As water enters, salts, as well as other contaminants will not be able to pass and will be discharged through the reject stream. This water is then fed back into the feed water supply, so it can be recycled through the Reverse Osmosis System to save water. The water that goes into the RO membrane is known as product water, which contains 95% to 99% of dissolved salts removed from it.

What is feed water?

Feed water, commonly known as the reject water, contains contaminants such as chlorine and high amounts of salt. In most cases, this wouldn’t be safe to quench one’s thirst. However, this “grey water” can be used for other things around the home. Instead of connecting the pipe to a drainage source rather attach it to collection tanks or a bucket. The collected water can be used as elaborated on below.

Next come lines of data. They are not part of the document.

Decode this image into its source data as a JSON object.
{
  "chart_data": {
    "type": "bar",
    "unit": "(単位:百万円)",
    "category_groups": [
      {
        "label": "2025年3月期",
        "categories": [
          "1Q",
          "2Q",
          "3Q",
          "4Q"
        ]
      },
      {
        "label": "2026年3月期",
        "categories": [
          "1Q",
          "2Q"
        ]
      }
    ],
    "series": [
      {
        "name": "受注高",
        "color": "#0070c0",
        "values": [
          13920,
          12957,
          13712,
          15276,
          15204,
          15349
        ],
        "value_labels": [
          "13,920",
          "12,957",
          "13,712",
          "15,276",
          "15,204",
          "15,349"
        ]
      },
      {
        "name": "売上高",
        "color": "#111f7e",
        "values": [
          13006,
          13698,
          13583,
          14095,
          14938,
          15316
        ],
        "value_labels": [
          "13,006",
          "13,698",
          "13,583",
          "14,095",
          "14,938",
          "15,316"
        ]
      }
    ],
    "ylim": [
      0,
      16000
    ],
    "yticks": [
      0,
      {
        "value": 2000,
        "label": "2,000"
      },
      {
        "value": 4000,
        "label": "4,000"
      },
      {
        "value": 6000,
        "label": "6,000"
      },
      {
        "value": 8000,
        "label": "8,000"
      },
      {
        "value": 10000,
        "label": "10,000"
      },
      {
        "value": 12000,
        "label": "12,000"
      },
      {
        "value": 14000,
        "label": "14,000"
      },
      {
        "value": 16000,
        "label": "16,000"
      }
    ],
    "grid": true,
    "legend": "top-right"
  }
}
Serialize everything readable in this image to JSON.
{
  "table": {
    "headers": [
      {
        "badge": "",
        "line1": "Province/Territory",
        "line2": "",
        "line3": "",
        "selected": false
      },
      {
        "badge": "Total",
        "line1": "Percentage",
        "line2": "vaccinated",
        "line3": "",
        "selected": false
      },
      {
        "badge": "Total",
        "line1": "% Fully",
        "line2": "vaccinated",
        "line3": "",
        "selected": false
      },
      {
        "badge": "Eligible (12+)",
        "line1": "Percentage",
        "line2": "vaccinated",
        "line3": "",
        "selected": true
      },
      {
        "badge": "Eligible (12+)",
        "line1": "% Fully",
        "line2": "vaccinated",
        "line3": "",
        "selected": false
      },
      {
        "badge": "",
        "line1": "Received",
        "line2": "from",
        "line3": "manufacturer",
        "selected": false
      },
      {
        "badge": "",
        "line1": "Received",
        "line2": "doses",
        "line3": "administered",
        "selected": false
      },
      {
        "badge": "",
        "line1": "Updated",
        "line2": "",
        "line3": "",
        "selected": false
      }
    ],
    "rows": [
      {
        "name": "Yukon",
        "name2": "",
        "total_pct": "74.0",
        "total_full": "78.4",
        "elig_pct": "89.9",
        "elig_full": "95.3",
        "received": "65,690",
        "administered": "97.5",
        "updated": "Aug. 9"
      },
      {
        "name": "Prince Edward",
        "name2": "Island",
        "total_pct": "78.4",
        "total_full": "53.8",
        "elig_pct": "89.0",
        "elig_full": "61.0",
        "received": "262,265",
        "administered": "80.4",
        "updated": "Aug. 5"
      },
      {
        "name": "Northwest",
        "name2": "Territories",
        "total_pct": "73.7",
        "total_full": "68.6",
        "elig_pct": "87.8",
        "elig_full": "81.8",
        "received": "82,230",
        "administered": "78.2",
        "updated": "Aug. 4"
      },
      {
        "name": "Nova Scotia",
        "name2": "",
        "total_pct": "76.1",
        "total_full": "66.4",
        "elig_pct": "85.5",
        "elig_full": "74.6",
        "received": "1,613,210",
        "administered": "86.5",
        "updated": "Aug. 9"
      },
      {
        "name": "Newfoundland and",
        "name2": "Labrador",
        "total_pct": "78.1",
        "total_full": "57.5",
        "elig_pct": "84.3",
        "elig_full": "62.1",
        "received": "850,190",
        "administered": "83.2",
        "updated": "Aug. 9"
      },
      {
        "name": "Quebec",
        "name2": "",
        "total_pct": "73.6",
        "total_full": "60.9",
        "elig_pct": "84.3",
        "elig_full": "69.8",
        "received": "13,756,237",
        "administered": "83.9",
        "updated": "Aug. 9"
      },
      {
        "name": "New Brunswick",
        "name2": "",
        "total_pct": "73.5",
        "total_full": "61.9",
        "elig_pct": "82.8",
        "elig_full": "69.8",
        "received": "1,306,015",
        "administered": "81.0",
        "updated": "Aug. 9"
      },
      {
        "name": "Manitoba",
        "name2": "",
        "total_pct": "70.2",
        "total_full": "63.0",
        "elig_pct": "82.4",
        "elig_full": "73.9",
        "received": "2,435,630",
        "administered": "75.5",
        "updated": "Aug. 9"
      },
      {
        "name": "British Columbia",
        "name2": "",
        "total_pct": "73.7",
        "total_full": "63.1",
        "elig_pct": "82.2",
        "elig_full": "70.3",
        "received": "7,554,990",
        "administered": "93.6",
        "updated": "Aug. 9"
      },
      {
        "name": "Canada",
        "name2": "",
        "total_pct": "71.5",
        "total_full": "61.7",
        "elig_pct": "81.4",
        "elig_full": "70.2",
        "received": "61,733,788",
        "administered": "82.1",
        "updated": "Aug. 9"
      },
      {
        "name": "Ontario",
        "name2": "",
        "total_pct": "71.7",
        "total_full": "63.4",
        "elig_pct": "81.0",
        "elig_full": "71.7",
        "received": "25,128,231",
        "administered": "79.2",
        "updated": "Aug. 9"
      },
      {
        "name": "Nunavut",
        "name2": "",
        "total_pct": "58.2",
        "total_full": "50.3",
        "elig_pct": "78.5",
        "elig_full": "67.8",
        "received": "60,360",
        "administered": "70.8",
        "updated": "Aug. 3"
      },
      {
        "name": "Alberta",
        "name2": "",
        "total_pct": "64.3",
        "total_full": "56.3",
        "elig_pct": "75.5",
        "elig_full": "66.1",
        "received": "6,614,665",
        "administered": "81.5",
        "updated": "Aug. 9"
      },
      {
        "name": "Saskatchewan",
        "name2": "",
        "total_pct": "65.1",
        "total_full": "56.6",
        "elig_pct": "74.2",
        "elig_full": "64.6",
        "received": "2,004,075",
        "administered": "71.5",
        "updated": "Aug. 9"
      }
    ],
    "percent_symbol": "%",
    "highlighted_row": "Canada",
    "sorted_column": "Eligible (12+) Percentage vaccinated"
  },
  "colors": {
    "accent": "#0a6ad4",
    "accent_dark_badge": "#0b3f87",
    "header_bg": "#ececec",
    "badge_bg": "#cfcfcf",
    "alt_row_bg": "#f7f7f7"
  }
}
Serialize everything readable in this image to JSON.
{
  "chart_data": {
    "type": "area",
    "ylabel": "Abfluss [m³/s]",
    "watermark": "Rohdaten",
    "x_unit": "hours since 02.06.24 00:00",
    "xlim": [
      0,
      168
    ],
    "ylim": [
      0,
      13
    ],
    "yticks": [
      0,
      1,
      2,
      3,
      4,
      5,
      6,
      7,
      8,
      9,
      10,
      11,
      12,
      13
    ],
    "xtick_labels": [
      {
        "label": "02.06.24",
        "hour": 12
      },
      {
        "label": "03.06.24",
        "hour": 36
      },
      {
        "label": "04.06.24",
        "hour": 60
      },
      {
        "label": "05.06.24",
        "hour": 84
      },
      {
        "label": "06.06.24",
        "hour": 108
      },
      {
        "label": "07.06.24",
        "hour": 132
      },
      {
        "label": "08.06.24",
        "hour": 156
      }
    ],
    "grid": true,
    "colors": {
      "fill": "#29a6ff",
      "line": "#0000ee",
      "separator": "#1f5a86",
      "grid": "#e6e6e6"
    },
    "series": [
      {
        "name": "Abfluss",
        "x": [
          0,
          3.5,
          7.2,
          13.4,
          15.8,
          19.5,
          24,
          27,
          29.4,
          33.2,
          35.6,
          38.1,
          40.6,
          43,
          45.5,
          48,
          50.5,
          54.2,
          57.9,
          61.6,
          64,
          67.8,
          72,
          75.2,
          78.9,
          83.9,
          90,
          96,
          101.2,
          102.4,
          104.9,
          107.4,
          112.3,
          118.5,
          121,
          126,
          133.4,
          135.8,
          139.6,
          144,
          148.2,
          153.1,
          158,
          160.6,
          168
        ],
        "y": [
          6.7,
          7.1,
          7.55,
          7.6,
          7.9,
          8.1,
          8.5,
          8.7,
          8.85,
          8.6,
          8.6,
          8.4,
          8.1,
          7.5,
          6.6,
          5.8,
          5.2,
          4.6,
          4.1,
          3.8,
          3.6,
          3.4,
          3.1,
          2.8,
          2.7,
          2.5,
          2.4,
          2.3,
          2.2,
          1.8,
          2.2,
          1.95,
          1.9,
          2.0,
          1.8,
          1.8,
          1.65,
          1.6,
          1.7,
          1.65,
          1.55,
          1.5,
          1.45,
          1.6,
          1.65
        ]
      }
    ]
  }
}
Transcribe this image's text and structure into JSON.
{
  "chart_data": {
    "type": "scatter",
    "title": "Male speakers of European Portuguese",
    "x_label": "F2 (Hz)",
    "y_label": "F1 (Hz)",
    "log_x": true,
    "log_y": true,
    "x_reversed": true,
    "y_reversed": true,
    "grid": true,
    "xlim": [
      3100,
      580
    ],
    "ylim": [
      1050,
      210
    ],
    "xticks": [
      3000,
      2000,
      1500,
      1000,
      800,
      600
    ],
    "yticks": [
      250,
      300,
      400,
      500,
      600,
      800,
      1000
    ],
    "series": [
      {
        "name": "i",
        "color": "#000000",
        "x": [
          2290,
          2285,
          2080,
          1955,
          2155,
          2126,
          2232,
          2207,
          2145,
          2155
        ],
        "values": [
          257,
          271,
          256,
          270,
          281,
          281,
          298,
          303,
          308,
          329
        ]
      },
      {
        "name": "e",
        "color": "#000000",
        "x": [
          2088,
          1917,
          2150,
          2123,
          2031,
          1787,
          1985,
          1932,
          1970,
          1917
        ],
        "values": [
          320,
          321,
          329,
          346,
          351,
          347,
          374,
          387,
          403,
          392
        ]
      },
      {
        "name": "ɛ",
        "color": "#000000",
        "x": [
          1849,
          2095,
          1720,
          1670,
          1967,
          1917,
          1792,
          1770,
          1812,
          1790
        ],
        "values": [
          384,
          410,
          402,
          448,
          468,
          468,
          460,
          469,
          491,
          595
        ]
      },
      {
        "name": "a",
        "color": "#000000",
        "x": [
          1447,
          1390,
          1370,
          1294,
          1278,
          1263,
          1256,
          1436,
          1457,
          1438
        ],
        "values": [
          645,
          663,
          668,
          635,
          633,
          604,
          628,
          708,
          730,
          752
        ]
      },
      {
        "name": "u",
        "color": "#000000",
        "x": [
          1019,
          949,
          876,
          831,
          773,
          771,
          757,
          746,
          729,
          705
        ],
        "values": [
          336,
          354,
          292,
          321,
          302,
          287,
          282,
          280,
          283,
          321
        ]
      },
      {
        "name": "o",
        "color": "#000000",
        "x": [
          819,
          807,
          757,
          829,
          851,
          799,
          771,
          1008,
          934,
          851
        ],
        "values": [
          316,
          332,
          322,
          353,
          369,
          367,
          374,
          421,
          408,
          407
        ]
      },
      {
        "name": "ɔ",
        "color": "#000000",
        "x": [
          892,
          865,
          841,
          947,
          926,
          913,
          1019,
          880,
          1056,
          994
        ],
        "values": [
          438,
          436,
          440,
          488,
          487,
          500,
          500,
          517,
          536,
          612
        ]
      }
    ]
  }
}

How to reuse feed water from a Reverse Osmosis System

Toilet flushing

The average household toilet uses around 9 litres of water. Instead of wasting fresh, clean water, use the “greywater” from your reverse osmosis system, to flush your toilet, by doing this, you’re limiting and managing your water usage as a toilet bowl does not require a huge amount of water to clean it.

Car washing

Nobody enjoys driving a filthy car, but with the harsh drought and water restrictions, cleanliness for our wheels can be hard to achieve.  Water from a Reverse Osmosis System is perfectly safe for us to scrub our “babies” down. Avoid using the garden hose, as this could use several litres of precious water.

Maintain your garden

Is there anything more depressing than gardening your fingers to the bone, only for your beautiful plants to deteriorate due to a lack of water? Don’t let your hard work go to waste, use the waste water from your Reverse Osmosis System to water your thirsty plants or crops.

Laundry

Majority of households use washing machines instead of washing their clothes by hand. Washing by hand can be strenuous, so most revert to washing clothes in a washing machine which saves time but uses a lot of water. Instead of using tap water, use your Reverse Osmosis System wastewater.

71% of the earth’s surface is covered in water of which 96.5% of the planet’s water can be found in our oceans. This means we only have 2.5% for use as fresh water. It’s up to us as a society, to help save and use wastewater as often as we can.